Enhanced carbon export driven by internal tides over the mid-Atlantic ridge (CarTRidge)

Department Name: Science and Technology


Plankton in the ocean, microscopic plants (phytoplankton) and tiny animals (zooplankton) that eat the plants, are vital to marine life and to Earth's climate. They form the base of food chains that support ocean ecosystems, and remove carbon from the atmosphere and bury it in (or export it to) the ocean depths. It is currently thought that plankton are responsible for removing 6 billion tonnes of carbon from the atmosphere each year; fossil fuel burning releases about 10 billion tonnes of carbon into the atmosphere annually. Without this export of carbon in the ocean, atmospheric CO2 would be twice the current concentration.

The importance of plankton to food chains and carbon export depends on the species of plankton. Larger phytoplankton are better at supporting food chains and at exporting carbon because (1) larger phytoplankton sink quicker, removing carbon away from the sea surface and contact with the atmosphere, and (2) larger phytoplankton support larger zooplankton, which are eaten by fish and which also excrete large, fast-sinking faecal pellets which quickly transfer carbon away from the atmosphere.

We have discovered a new link between which types of plankton can grow and the tides flowing over a mid-ocean ridge. The ocean is layered, with warmer, less dense layers at the surface and colder, denser layers deeper in the ocean. When tidal currents flow up and down the flanks of a mid-ocean ridge, these layers are pushed up and down, causing waves on the layers called "internal tidal waves". These internal tidal waves reach up to the sun-lit upper ocean, where photosynthesis by the phytoplankton takes place. We think these waves have two important effects. (1) The waves cause mixing between the layers of ocean, bringing nutrients from deep in the ocean up to the phytoplankton; this will help extra phytoplankton growth, but crucially it is also known that extra nutrient supplies allow larger species of phytoplankton to grow. (2) The waves move the phytoplankton up and down; this provides more light to the phytoplankton, because as they are moved upward they get closer to the light at the sea surface and are able to grow more. Thus, we think that the internal tidal waves create more growth of larger plankton over a mid-ocean ridge, which means better food for marine food chains and more carbon exported away from the atmosphere.

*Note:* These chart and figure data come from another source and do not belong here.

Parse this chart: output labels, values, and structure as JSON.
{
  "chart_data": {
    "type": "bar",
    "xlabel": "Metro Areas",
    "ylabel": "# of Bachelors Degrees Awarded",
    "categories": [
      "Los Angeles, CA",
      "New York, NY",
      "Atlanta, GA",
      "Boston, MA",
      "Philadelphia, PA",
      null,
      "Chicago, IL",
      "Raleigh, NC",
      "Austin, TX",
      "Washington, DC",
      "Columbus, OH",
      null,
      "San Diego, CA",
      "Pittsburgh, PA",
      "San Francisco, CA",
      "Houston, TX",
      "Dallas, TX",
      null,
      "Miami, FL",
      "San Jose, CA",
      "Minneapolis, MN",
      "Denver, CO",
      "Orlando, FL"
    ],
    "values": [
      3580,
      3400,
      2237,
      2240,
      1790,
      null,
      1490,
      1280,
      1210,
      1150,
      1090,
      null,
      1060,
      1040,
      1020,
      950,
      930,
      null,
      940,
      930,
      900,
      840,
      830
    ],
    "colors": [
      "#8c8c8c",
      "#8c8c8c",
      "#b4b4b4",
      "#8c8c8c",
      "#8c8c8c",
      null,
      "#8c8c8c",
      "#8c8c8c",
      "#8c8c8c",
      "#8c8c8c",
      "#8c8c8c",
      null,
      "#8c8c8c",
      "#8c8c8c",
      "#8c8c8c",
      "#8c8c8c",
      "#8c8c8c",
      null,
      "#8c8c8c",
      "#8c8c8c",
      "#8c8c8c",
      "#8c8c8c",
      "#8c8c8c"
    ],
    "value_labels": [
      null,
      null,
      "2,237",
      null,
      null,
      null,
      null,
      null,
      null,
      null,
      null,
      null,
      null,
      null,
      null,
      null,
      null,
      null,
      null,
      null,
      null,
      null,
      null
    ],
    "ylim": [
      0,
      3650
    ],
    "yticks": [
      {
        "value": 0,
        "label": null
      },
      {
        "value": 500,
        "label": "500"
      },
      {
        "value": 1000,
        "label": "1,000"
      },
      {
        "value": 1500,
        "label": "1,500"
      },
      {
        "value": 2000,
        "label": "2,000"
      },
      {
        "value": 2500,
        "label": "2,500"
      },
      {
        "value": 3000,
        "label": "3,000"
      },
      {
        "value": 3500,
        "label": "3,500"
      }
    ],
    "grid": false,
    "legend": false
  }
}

This new link may explain why ridges support such diverse ecosystems, and it also means that the ocean over ridges is far better at exporting carbon than we previously thought. We have calculated that, for the whole Atlantic Ocean, including the tidal effect of the mid-Atlantic ridge adds about 50% to current estimates of how much carbon the plankton export. This means that current understanding of the ocean's role in Earth's climate, which ignores the ridge-tide effect, significantly underestimates how much CO2 plankton remove from the atmosphere. We need to fix this because our predictions of our future climate depend on having correct descriptions of the processes that govern atmospheric CO2.

We will conduct an expedition to the mid-ocean ridge in the S. Atlantic. We will measure the internal tidal waves and the upward mixing of nutrients, and the effect the waves have on light received by phytoplankton. We will measure how fast the phytoplankton and zooplankton grow in response to these waves, how the species of plankton change over the ridge, and how much carbon is exported downward over the ridge compared to the adjacent ocean basin. This will be the first time that internal tidal waves are linked to patterns of carbon export in the ocean: internal tidal waves occur wherever there are ridges or seamounts in the ocean and our results will have important global implications for our understanding of ocean food webs and Earth's climate.